Looking to future of the event, Mr Jones is also cognisant of emerging technology and energy trends that will increasingly be reflected in its programming.
“I think there are certain aspects that will grow,” he said. “Decommissioning is one. We’re also beginning to see emerging in the US now the potential for depleted oil and gas reservoirs to be repositories for carbon, so more carbon capture and underground storage aspects are coming.”
This extends not only on fixed structures, but to floating structures and pipelines – again reflecting the new diversity of offshore energy production.
He also pointed to the “rehabilitation” of brownfield oil and gas infrastructure, a topic that is already growing in prominence in the North Sea as ageing assets are put forward as hosts for energy transition projects such as carbon capture storage, or linked to electrification efforts.
“And in the US, we’re beginning to talk in the Gulf of Mexico about very long tiebacks, so the utilisation of existing production facility [is promising].”
“It’s about asking: is there a way to tie those together using a cluster of subsea developments to extend the life and maximise the existing infrastructure without developing new infrastructure?”
Asked whether the new event will preserve some of the virtual elements brought in under pandemic restrictions, Mr Jones said it was possible, but that the focus would remain on in-person networking and collaboration.
“Our immediate goal is to deliver a quality event in Houston,” he added. “If we need to go back to hybrid, we’ve had the experience to do it and we could do it again, but our preference is to stay in person.

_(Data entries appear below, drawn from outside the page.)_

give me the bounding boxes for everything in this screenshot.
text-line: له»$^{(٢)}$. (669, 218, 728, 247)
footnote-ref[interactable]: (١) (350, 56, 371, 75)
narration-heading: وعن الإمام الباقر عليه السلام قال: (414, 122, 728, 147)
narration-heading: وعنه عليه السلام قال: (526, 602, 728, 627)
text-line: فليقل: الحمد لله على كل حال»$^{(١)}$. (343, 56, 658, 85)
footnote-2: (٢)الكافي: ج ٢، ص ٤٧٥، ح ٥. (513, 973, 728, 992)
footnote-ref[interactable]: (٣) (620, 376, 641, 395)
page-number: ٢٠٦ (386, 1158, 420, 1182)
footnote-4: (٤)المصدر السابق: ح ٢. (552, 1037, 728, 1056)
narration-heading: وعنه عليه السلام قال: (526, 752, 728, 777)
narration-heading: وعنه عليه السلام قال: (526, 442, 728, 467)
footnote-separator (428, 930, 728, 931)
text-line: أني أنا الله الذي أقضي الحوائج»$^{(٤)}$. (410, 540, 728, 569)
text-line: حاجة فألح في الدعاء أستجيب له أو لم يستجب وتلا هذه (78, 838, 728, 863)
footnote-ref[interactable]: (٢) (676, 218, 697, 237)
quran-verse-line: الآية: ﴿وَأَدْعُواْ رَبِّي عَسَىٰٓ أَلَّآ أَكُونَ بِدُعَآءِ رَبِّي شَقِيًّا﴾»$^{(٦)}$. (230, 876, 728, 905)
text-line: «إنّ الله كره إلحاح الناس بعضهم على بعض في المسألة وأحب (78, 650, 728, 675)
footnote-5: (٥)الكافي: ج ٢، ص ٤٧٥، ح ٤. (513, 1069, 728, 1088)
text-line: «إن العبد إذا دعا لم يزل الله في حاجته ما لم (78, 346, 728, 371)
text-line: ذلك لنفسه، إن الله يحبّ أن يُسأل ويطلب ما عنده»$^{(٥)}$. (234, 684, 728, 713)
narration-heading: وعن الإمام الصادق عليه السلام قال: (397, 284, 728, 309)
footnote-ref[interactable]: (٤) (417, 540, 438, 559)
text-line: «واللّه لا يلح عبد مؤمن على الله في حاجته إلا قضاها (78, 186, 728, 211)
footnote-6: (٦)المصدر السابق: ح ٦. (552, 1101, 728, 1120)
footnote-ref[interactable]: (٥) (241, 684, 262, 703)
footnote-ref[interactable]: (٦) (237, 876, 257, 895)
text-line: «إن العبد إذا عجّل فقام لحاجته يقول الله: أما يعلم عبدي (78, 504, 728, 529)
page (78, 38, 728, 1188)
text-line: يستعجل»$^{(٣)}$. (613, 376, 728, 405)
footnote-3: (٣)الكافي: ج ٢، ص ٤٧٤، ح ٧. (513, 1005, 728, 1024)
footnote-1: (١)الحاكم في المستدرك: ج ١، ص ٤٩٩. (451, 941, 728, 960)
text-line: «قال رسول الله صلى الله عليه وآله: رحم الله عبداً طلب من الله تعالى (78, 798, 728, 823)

The outlook is promising – even prior to the lifting of all restrictions in Malaysia he said OTC Asia, held in in Kuala Lumpur in late March, saw 8-10,000 attendees, and despite hosting some virtual elements, was primarily a physical event.
Certainly Houston will hope to welcome more delegates to the NRG Park, and so far the signs are good.
“We’ll be happy with any number based on what we’ve seen, but our aspirations are certainly to get back to north of 15-20,000 – that would be fantastic,” he said.